My mind wandered and I felt like I wanted to slap myself in the face. I forgot about my own sister (definitely not the author forgetting about her own character nu-uh). I didn't ask how she was or anything yesterday. I guess I just had assumed that she was out of the hospital and doing okay, but obviously, she would have been just as badly hurt or worse than me. 

"Is Quinn still in the hospital?" I asked.

"She's still there. I haven't heard anything about her condition yet. Since it's a Saturday, we could go and visit her if you wanted."  He responded.

I nodded and got out of bed and started to get ready. I did the usual routine, Gerard helping me since I was still getting used to the crutches. Once I was done, Gerard and I drank some coffee before heading out the door. 

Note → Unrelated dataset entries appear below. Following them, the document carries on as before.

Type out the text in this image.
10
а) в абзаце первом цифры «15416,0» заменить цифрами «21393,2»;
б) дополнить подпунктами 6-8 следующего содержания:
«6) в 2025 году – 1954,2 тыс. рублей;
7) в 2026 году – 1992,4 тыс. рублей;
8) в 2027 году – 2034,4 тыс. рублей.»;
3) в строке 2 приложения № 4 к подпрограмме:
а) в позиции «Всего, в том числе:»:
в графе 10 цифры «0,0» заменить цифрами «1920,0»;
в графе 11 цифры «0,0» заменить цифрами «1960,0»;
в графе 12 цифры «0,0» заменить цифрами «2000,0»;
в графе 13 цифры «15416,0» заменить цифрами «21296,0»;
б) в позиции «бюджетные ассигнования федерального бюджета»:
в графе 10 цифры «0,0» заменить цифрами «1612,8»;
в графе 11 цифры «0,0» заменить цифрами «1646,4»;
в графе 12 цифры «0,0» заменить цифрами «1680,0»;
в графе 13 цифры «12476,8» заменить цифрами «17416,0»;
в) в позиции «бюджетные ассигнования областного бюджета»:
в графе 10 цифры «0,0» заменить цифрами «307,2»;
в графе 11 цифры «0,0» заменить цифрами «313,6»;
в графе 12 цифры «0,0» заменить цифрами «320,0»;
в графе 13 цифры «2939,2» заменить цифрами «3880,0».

Once we arrived, we went and asked the receptionist for her room number. We got it and went to find her room. I didn't know what to expect, she could be awake or in a coma just like I was.

We located her room and stepped inside. I stood at her bedside, staring at her unconscious body. Unlike her usual confident, tough, take-no-shit posture, she looked frail and deathly. Her skin was terribly pale and sweat covered her forehead like she was sweating off a fever. Her eyes held heavy bags and her lips were cracked and faded. Not to mention the many casts and bandages that covered various parts of her body.

I couldn't help but tear up. Seeing her like that made my heart wrench. She had been there for me my entire life, and seeing her like that brought the thought that she might leave me. As those thoughts came, they made the tears fall faster.

Gerard wrapped me in a hug and stroked my hair, whispering comforting sentiments to me. We stayed like that for a minute before I moved away to hold her hand, rubbing circles into the back of it. Just then, her doctor walked in. 

"Is there any good news doctor?" I asked hopefully. 

"Not at the moment. I'm sorry I have to break this to you, we don't think she's gonna make it. Her injuries are far too severe, she's in critical condition. It's been seven days and she still hasn't had any signs of waking up or getting any better. I think it would be smart of you to savor these moments left with her." She reported. 

I broke down again. My suspicions were correct and she probably will be gone in the next few days. I just wasn't ready to succumb to that. It was just something I couldn't imagine happening. 

The doctor left us alone once more. We were there for a while longer, I didn't really want to leave her but it was time we had to go home. 

I'm sure Gerard was absolutely worn out from consoling me the whole time we were there. It was gonna be a terrible time when she finally passed, for me, for my family, and Gerard. I'm a lot to handle when I go through grief. As aforementioned, my girlfriend passed and that was such a traumatic time for me. It was a clear demonstration that I struggle with grief and loss. And I was gonna have to go through that same feeling again. 

We drove home and by then, I'd finally run out of tears. Don't misunderstand me, I was still broken up on the inside. Anyway, we walked to the front door and I turned to face him.